MVP generates huge amounts of data as its 1,700 employees manage payment for health care for 700,000 members by tens of thousands of providers. It is the job of the information technology staff to manage and analyze that data.
If MVP needs something unique, or needs to build a competitive advantage, it will create software from scratch, but the wide majority of applications it uses are commercial software products customized in-house.
“We’re excited to participate in this,” Della Villa said. “I think it opens the doors to a number of opportunities.”
Software developer the Jahnel Group, based in Schenectady’s Stockade neighborhood, has consistently been among the region’s fast-growing small companies, starting with four people and now employing 70.
CEO Darrin Jahnel said “I feel like we could grow even faster” if not for a shortage of qualified applicants. There’s no shortage of applicants — the company will interview 300 to 400 people a year and hire 10 to 12. But Jahnel said the limiting factor is lack of talent rather than incompatibility with the Jahnel Group’s culture.
“One of the keys for our model has been to really dip into our local colleges,” he said — bring in students as interns, develop their talent and sell them on the company culture so they’ll stay with Jahnel Group after graduation.
“I feel like we’ve been kind of doing this apprenticeship program for years on our own, in a way,” Jahnel said. “When we heard about this program, we said, ‘Wow.’”
The company does have a young workforce, but it’s not exclusively young.
“Some of our great success stories are people who came from different paths,” Jahnel said, mentioning a 30-something who’d previously worked in a Catholic book store and another whose prior job was filling growlers for a beer distributor.
It comes down to three things, he said:
“One, are you smart enough? This is really hard work we do.
“Two, are you hungry? Are you ready to work hard, learn and grow?
“Three, are you a fit with our culture?”
ACADEMIA
Vice President for Workforce Development and Community Education Sean Maguire said SUNY Schenectady is a designated lead college in SUNY’s apprenticeship initiative, and focuses on health care, but realized what it was doing with health care training could be adapted to information technology.
“The experience that we have here is that there are opportunities out there now,” he said.

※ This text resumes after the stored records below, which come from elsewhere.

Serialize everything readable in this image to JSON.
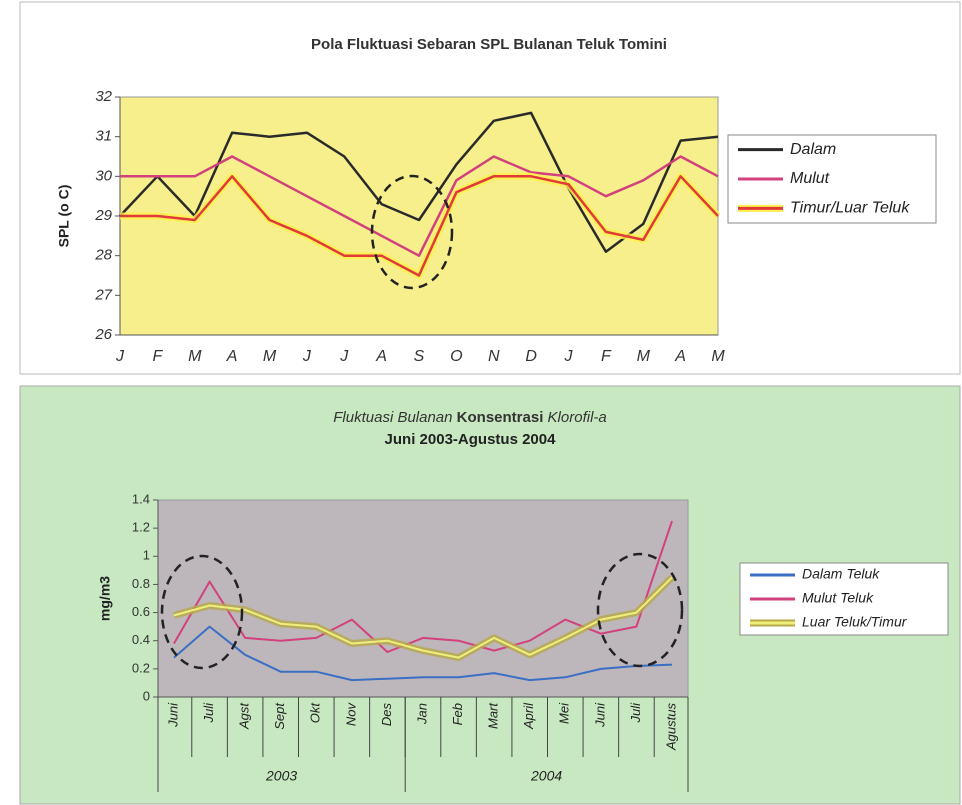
{
  "chart_data": [
    {
      "type": "line",
      "title": "Pola Fluktuasi Sebaran SPL Bulanan Teluk Tomini",
      "y_label": "SPL (o C)",
      "categories": [
        "J",
        "F",
        "M",
        "A",
        "M",
        "J",
        "J",
        "A",
        "S",
        "O",
        "N",
        "D",
        "J",
        "F",
        "M",
        "A",
        "M"
      ],
      "ylim": [
        26,
        32
      ],
      "yticks": [
        26,
        27,
        28,
        29,
        30,
        31,
        32
      ],
      "background": "#f7ef8c",
      "legend": "right",
      "series": [
        {
          "name": "Dalam",
          "color": "#2a2a2a",
          "values": [
            29,
            30,
            29,
            31.1,
            31,
            31.1,
            30.5,
            29.3,
            28.9,
            30.3,
            31.4,
            31.6,
            29.7,
            28.1,
            28.8,
            30.9,
            31
          ]
        },
        {
          "name": "Mulut",
          "color": "#d2417c",
          "values": [
            30,
            30,
            30,
            30.5,
            30,
            29.5,
            29,
            28.5,
            28,
            29.9,
            30.5,
            30.1,
            30,
            29.5,
            29.9,
            30.5,
            30
          ]
        },
        {
          "name": "Timur/Luar Teluk",
          "color": "#e03a3a",
          "glow": "#fff14a",
          "values": [
            29,
            29,
            28.9,
            30,
            28.9,
            28.5,
            28,
            28,
            27.5,
            29.6,
            30,
            30,
            29.8,
            28.6,
            28.4,
            30,
            29
          ]
        }
      ]
    },
    {
      "type": "line",
      "title_parts": [
        "Fluktuasi Bulanan",
        "Konsentrasi",
        "Klorofil-a"
      ],
      "subtitle": "Juni 2003-Agustus 2004",
      "y_label": "mg/m3",
      "categories": [
        "Juni",
        "Juli",
        "Agst",
        "Sept",
        "Okt",
        "Nov",
        "Des",
        "Jan",
        "Feb",
        "Mart",
        "April",
        "Mei",
        "Juni",
        "Juli",
        "Agustus"
      ],
      "year_labels": [
        "2003",
        "2004"
      ],
      "ylim": [
        0,
        1.4
      ],
      "yticks": [
        0,
        0.2,
        0.4,
        0.6,
        0.8,
        1,
        1.2,
        1.4
      ],
      "background": "#bdb7bc",
      "legend": "right",
      "series": [
        {
          "name": "Dalam Teluk",
          "color": "#3a6fc4",
          "values": [
            0.28,
            0.5,
            0.3,
            0.18,
            0.18,
            0.12,
            0.13,
            0.14,
            0.14,
            0.17,
            0.12,
            0.14,
            0.2,
            0.22,
            0.23
          ]
        },
        {
          "name": "Mulut Teluk",
          "color": "#d2417c",
          "values": [
            0.38,
            0.82,
            0.42,
            0.4,
            0.42,
            0.55,
            0.32,
            0.42,
            0.4,
            0.33,
            0.4,
            0.55,
            0.45,
            0.5,
            1.25
          ]
        },
        {
          "name": "Luar Teluk/Timur",
          "color": "#eef07a",
          "glow": "#b7a84a",
          "values": [
            0.58,
            0.65,
            0.62,
            0.52,
            0.5,
            0.38,
            0.4,
            0.33,
            0.28,
            0.42,
            0.3,
            0.42,
            0.55,
            0.6,
            0.85
          ]
        }
      ]
    }
  ]
}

Participants in the software development apprenticeship program do not need to be enrolled SUNY Schenectady students and there is no charge for SUNY instruction. The cost — less than $1,000 each thanks to a SUNY system grant — is borne by employers.
The college is looking for additional business partners for the program. These will be employers willing to take on job candidates who have the critical traits — thinking on their feet and solving problems — even if they have specific gaps in their skill set, Maguire said.
Laying the groundwork for all this is the Center for Economic Growth, the regional economic development organization. CEG will be the participating companies’ group sponsor with the state Department of Labor, which regulates apprenticeships. It will manage the required reporting and organize each apprentice’s outside coursework, a task that can be prohibitively time-consuming for small and midsized firms.
CEG cited three statistics from local labor analytics firm Emsi:
In 2018, there were 6,504 software developers in the eight-county Capital Region. There were 584 job openings, more than any other STEM occupation. Annual software developer wages range from $59,000 (entry-level) to $96,000 (experienced).
“The Capital Region’s software development industry is already thriving, and this new apprenticeship program will help it do so even more,” said CEG President and CEO Andrew Kennedy.